Effort to limit AG's power driven by politics

The attorney general's power is set by the state constitution. The AG answers to the voters, not the governor or the Legislature


The attorney general of Washington state is independently elected by the people to represent the state in legal matters. That office, like the governor's office, is supposed to operate independently and not bow to the political whims of the Legislature or other elected officials.

Attorney General Rob McKenna, a Republican, has been operating his office in this manner -- and he's irked some Democratic lawmakers and Gov. Chris Gregoire in the process.

Specifically, Democrats are not happy McKenna used the authority of his office to join Washington state with several other states in a constitutional challenge to the national health-care law that's often called "ObamaCare." Democrats sued McKenna on the grounds that he overstepped his authority. But the state high court sided with McKenna.

So now some Democrats in the state Senate are trying to make new law that would essentially force the attorney general to cede to their authority.

Under legislation proposed by Sen. Adam Kline of Seattle, the attorney general would be required to seek consultation on matters not specifically covered by state statutes.

McKenna's office, as one would expect, contends the proposal restricts the constitutional role of the attorney general.
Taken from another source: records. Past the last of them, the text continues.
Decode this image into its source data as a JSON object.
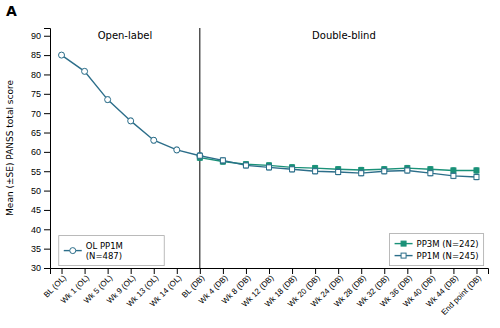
{
  "chart_data": {
    "type": "line",
    "title": "A",
    "y_label": "Mean (±SE) PANSS total score",
    "categories": [
      "BL (OL)",
      "Wk 1 (OL)",
      "Wk 5 (OL)",
      "Wk 9 (OL)",
      "Wk 13 (OL)",
      "Wk 14 (OL)",
      "BL (DB)",
      "Wk 4 (DB)",
      "Wk 8 (DB)",
      "Wk 12 (DB)",
      "Wk 18 (DB)",
      "Wk 20 (DB)",
      "Wk 24 (DB)",
      "Wk 28 (DB)",
      "Wk 32 (DB)",
      "Wk 36 (DB)",
      "Wk 40 (DB)",
      "Wk 44 (DB)",
      "End point (DB)"
    ],
    "ylim": [
      30,
      92
    ],
    "yticks": [
      30,
      35,
      40,
      45,
      50,
      55,
      60,
      65,
      70,
      75,
      80,
      85,
      90
    ],
    "grid": false,
    "annotations": [
      {
        "text": "Open-label"
      },
      {
        "text": "Double-blind"
      }
    ],
    "vlines": [
      "BL (DB)"
    ],
    "series": [
      {
        "name": "OL PP1M\n(N=487)",
        "color": "#2C6E8A",
        "marker": "circle-open",
        "legend": "lower left",
        "values": [
          85.0,
          80.8,
          73.5,
          68.0,
          63.0,
          60.5,
          59.0,
          null,
          null,
          null,
          null,
          null,
          null,
          null,
          null,
          null,
          null,
          null,
          null
        ],
        "errors": [
          0.6,
          0.6,
          0.7,
          0.7,
          0.7,
          0.7,
          0.7,
          null,
          null,
          null,
          null,
          null,
          null,
          null,
          null,
          null,
          null,
          null,
          null
        ]
      },
      {
        "name": "PP3M (N=242)",
        "color": "#1A9178",
        "marker": "square",
        "legend": "lower right",
        "values": [
          null,
          null,
          null,
          null,
          null,
          null,
          58.5,
          57.5,
          56.8,
          56.5,
          56.0,
          55.8,
          55.5,
          55.3,
          55.5,
          55.8,
          55.5,
          55.2,
          55.2
        ],
        "errors": [
          null,
          null,
          null,
          null,
          null,
          null,
          0.7,
          0.7,
          0.7,
          0.7,
          0.7,
          0.7,
          0.7,
          0.7,
          0.7,
          0.7,
          0.7,
          0.7,
          0.7
        ]
      },
      {
        "name": "PP1M (N=245)",
        "color": "#2C6E8A",
        "marker": "square-open",
        "legend": "lower right",
        "values": [
          null,
          null,
          null,
          null,
          null,
          null,
          59.0,
          57.8,
          56.5,
          56.0,
          55.5,
          55.0,
          54.8,
          54.5,
          55.0,
          55.2,
          54.5,
          53.8,
          53.5
        ],
        "errors": [
          null,
          null,
          null,
          null,
          null,
          null,
          0.7,
          0.7,
          0.7,
          0.7,
          0.7,
          0.7,
          0.7,
          0.7,
          0.7,
          0.7,
          0.7,
          0.7,
          0.7
        ]
      }
    ]
  }
}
"It's the job of the Attorney General to balance the interests of individual state officials with the legal interests of the state and of the people as a whole," McKenna spokeswoman Janelle Guthrie wrote in an email. "Sometimes that requires our office to take positions that are unpopular with other elected officials or individual state agencies. But to allow other officials to control the state's legal interests, and those of other state agencies, would turn the Attorney General into a mere mouthpiece for those officials' narrow interests."

We agree.

When Gregoire was attorney general, as she was for a dozen years, she did not run to the governor or the Legislature to seek permission before taking action. Nor should she have.

The only thing that's changed is the current attorney general belongs to a different political party than the governor and the leaders of the Legislature. This proposal is driven by politics.

We believe the attorney general, as the chief law officer, has the power to act on behalf of the state whether or not the governor or the Legislature agree. Ultimately, the attorney general answers only to the voters.